Réforme des quotas carbone européens: un « pari incertain », selon un rapport parlementaire
La réforme du système européen d'échange de quotas d'émission de gaz à effet de serre et la mise en place d'une taxe carbone aux frontières relèvent "du pari" et font "naître la possibilité d'un péril pour l'industrie européeenne", estiment des parlementaires français.
Un rapport de la Commission des affaires européennes, publié mercredi et présenté par le député Horizons Henri Alfandari, s’attaque à l’un des sujets les plus techniques de la politique environnementale de l’Union européenne: le système des quotas carbone (SEQE-UE ou EU ETS en anglais).
En 2005, l'UE lance un système par lequel les entreprises énergivores et/ou polluantes obtiennent un quota de "droits à polluer" pour leurs infrastructures (usines, raffineries, etc.). Si elles le dépassent, elles doivent acheter des quotas d'émissions supplémentaires (un quota équivaut à une tonne de CO2). S'il leur en reste, elles peuvent les revendre.
Le total des quotas alloués doit baisser au fil des années pour inciter les entreprises à réduire leurs émissions (système de "cap and trade", plafonnement et ajustement). Et leur prix est censé être assez élevé pour inciter à investir dans la décarbonation.
Le rapport note que, depuis sa création, le système était "du côté des entreprises" en raison de l'allocation de "grandes quantités de quotas gratuits aux installations industrielles, afin de préserver leur compétitivité sur le marché mondial".
Le système a tout de même rapporté "152 milliards d'euros de recette", dont au moins 50% devaient être utilisés "dans des actions liées au climat et à l'énergie".
S'ils ont permis de créer une "culture du carbone" dans les entreprises européennes, selon le rapporteur, les quotas n'ont toutefois pas entraîné une réduction des émissions de gaz à effet de serre suffisantes pour être en ligne avec les objectifs climatiques de l'UE.
L'efficacité de ce système européen a souvent fait débat mais de nombreux pays ont emboîté le pas à l'UE en créant des mécanismes similaires.

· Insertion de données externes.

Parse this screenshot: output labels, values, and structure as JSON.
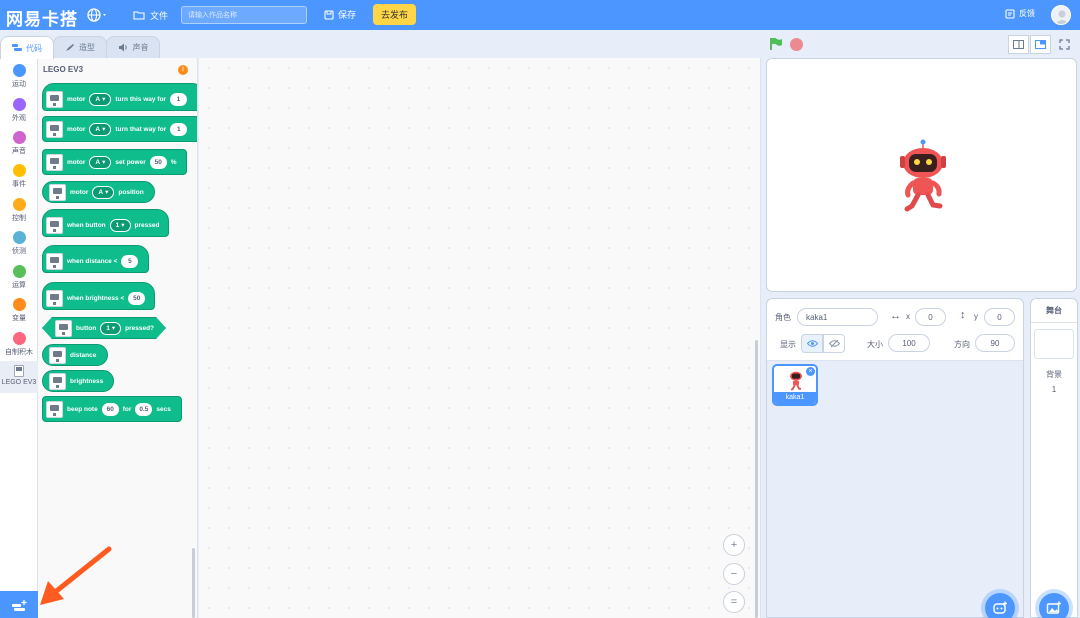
{
  "app": {
    "logo": "网易卡搭"
  },
  "topbar": {
    "file_label": "文件",
    "title_placeholder": "请输入作品名称",
    "save_label": "保存",
    "publish_label": "去发布",
    "feedback_label": "反馈"
  },
  "tabs": [
    {
      "label": "代码",
      "icon": "code-icon",
      "active": true
    },
    {
      "label": "造型",
      "icon": "brush-icon",
      "active": false
    },
    {
      "label": "声音",
      "icon": "speaker-icon",
      "active": false
    }
  ],
  "categories": [
    {
      "label": "运动",
      "color": "#4c97ff"
    },
    {
      "label": "外观",
      "color": "#9966ff"
    },
    {
      "label": "声音",
      "color": "#cf63cf"
    },
    {
      "label": "事件",
      "color": "#ffbf00"
    },
    {
      "label": "控制",
      "color": "#ffab19"
    },
    {
      "label": "侦测",
      "color": "#5cb1d6"
    },
    {
      "label": "运算",
      "color": "#59c059"
    },
    {
      "label": "变量",
      "color": "#ff8c1a"
    },
    {
      "label": "自制积木",
      "color": "#ff6680"
    },
    {
      "label": "LEGO EV3",
      "color": ""
    }
  ],
  "palette": {
    "title": "LEGO EV3",
    "badge": "!",
    "blocks": {
      "b1": {
        "t1": "motor",
        "drop": "A",
        "t2": "turn this way for",
        "num": "1"
      },
      "b2": {
        "t1": "motor",
        "drop": "A",
        "t2": "turn that way for",
        "num": "1"
      },
      "b3": {
        "t1": "motor",
        "drop": "A",
        "t2": "set power",
        "num": "50",
        "t3": "%"
      },
      "b4": {
        "t1": "motor",
        "drop": "A",
        "t2": "position"
      },
      "b5": {
        "t1": "when button",
        "drop": "1",
        "t2": "pressed"
      },
      "b6": {
        "t1": "when distance <",
        "num": "5"
      },
      "b7": {
        "t1": "when brightness <",
        "num": "50"
      },
      "b8": {
        "t1": "button",
        "drop": "1",
        "t2": "pressed?"
      },
      "b9": {
        "t1": "distance"
      },
      "b10": {
        "t1": "brightness"
      },
      "b11": {
        "t1": "beep note",
        "num": "60",
        "t2": "for",
        "num2": "0.5",
        "t3": "secs"
      }
    }
  },
  "workspace": {
    "zoom_in": "+",
    "zoom_out": "−",
    "zoom_reset": "="
  },
  "sprite": {
    "label_sprite": "角色",
    "name": "kaka1",
    "label_x": "x",
    "x": "0",
    "label_y": "y",
    "y": "0",
    "label_show": "显示",
    "label_size": "大小",
    "size": "100",
    "label_direction": "方向",
    "direction": "90",
    "card_name": "kaka1"
  },
  "stage_panel": {
    "title": "舞台",
    "backdrops_label": "背景",
    "backdrops_count": "1"
  }
}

Les auteurs du rapport pointent "l'inefficacité du marché carbone européen pour réduire les émissions" mais ce point est contesté par des experts, avec des chiffres qui varient selon les études, et des responsables politiques. Le besoin d'amélioration fait toutefois consensus.
– "Préserver la compétitivité" –
La réforme du système, adoptée mi-2023 prévoit justement une accélération des réductions des quotas et une extension progressive au secteur maritime, entamée le 1er janvier 2024, puis aux émissions des vols aériens intra-européens mais aussi au chauffage des bâtiments et aux carburants routiers.
Mais le rapport estime que "la réalité industrielle" n'a pas été prise en compte par rapport aux objectifs climatiques et s'inquiète de "la possibilité d'un péril pour l'industrie européenne" quand les Etats-Unis investissent eux massivement "pour les industries propres sur leur sol".
Cette réforme s'accompagne de l'introduction future d'une taxe carbone "aux frontières" qui obligera les entreprises important dans l'Union européenne des marchandises polluantes (fer, acier, aluminium, ciment, engrais, électricité…) à payer une taxe sur le CO2 émis lors de leur fabrication à l'étranger.
Le rapport parlementaire souligne que ce mécanisme est crucial pour "limiter les fuites de carbone", c'est-à-dire les délocalisations d'entreprises vers des pays "moins-disants en matière environnementale", et pour "préserver la compétitivité des entreprises européennes".
Mais les parlementaires français s'inquiètent de son "périmètre limité" (les produits "finis", c'est-à-dire transformés ou manufacturés, ne sont pas concernés) qui laisse "la porte ouverte à de nombreuses stratégies de contournement".
"Le succès de cette réforme relève d'un pari qui semble très incertain à ce stade", conclut le rapporteur, affirmant qu'il est "essentiel de réfléchir dès à présent à d'autres moyens d'attribuer un prix au carbone au niveau mondial, pour atteindre nos objectifs climatiques et se doter d'une référence commune dans les négociations internationales".